Erie County officials paid a visit to Lancaster’s village community development arm to talk about the 11 West Main Street complex.
The village had hoped to redevelop the complex into a mix of retail, residential and offices, but after no development proposals materialized, it’s now supposed to be listed for sale.
“We need to make sure what happens there would be eligible for community development block grant funding,” Paul D’Orlando, senior contract monitor of the county’s Environmental & Planning Department, told the village Community Development Corp., which owns the complex in the business district just off Central Avenue.
So far, the county has spent a combined $650,000 of federal money for the partial demolition of the vacant complex. The complex is located on a nearly 5-acre site that includes a Save-A-Lot grocery store that has a lease through 2023.
But the county pulled back a $325,000 grant when the village decided not to extend West Main Street through the existing parking lot to Aurora Street, as had been the case in the late 1960s.
“Our purpose here is to make sure you don’t go down the road on some project and then we have an issue,” said Ken Swanekamp, director of business assistance for county Environment & Planning. “Housing and Urban Development is the judge and jury.”
The vision for the redevelopment of West Main should still meet federal funding guidelines provided it meets low- to middle-income requirements. Market-rate apartments should be OK, but high-income apartments would trigger a problem, county officials said.

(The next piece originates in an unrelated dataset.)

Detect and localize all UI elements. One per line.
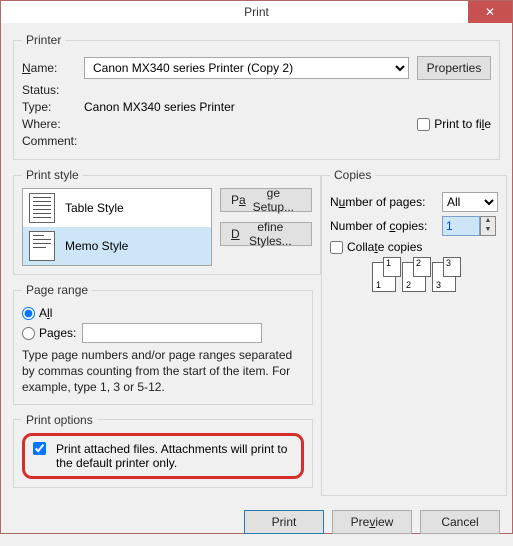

The village development agency plans to list the property for sale with Cushman Wakefield/Pyramid for six months, but said it is still waiting for an appraisal before doing that. Some agency board members still were hopeful an unidentified developer that indicated previous interest in the site may still come forward with a plan.
But Mayor Paul Maute has had it. “I think hanging our hat on this developer is getting stale. We need to move on,” he said. “We’ve been waiting and waiting. Both developers backed out. I don’t want us to sit back and wait. Put it for sale.”

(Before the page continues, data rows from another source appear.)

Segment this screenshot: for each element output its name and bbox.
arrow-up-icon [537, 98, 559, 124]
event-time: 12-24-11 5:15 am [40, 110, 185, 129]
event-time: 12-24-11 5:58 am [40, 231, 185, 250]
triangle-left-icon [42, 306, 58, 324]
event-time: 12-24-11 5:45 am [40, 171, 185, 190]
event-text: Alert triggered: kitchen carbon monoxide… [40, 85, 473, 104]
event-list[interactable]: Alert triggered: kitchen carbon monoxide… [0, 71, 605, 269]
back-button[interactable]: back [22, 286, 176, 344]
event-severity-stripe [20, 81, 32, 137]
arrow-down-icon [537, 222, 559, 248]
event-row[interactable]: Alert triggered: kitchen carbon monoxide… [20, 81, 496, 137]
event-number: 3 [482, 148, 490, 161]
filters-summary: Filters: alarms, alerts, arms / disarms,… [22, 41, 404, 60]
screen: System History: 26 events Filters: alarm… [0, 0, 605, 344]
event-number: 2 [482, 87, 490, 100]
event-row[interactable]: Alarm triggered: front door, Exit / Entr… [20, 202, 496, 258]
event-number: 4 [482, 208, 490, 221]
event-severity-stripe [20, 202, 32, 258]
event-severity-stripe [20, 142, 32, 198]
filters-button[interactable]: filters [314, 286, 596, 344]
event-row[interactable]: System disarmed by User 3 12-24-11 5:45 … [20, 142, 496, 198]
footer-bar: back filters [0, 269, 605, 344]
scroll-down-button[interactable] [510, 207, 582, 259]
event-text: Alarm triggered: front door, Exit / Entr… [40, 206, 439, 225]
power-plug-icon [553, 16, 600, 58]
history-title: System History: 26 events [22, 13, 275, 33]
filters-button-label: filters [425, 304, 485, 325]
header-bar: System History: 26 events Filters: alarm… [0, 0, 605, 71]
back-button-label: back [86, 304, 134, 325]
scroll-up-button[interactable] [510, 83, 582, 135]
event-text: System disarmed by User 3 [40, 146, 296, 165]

Village Trustee Kenneth O’Brien III didn’t mince words, reminding the CDC that the village asked it to list the property for sale in October 2013. “Now it’s January 2016,” he said, noting the continued postponements.
Agency board member John Chmarney, who heads the Lancaster Chamber of Commerce, said the agency needs to assess its future role. “We need a plan and to decide what we want to be when we grow up,” he said. “Instead of looking at this year after year, let’s do something.”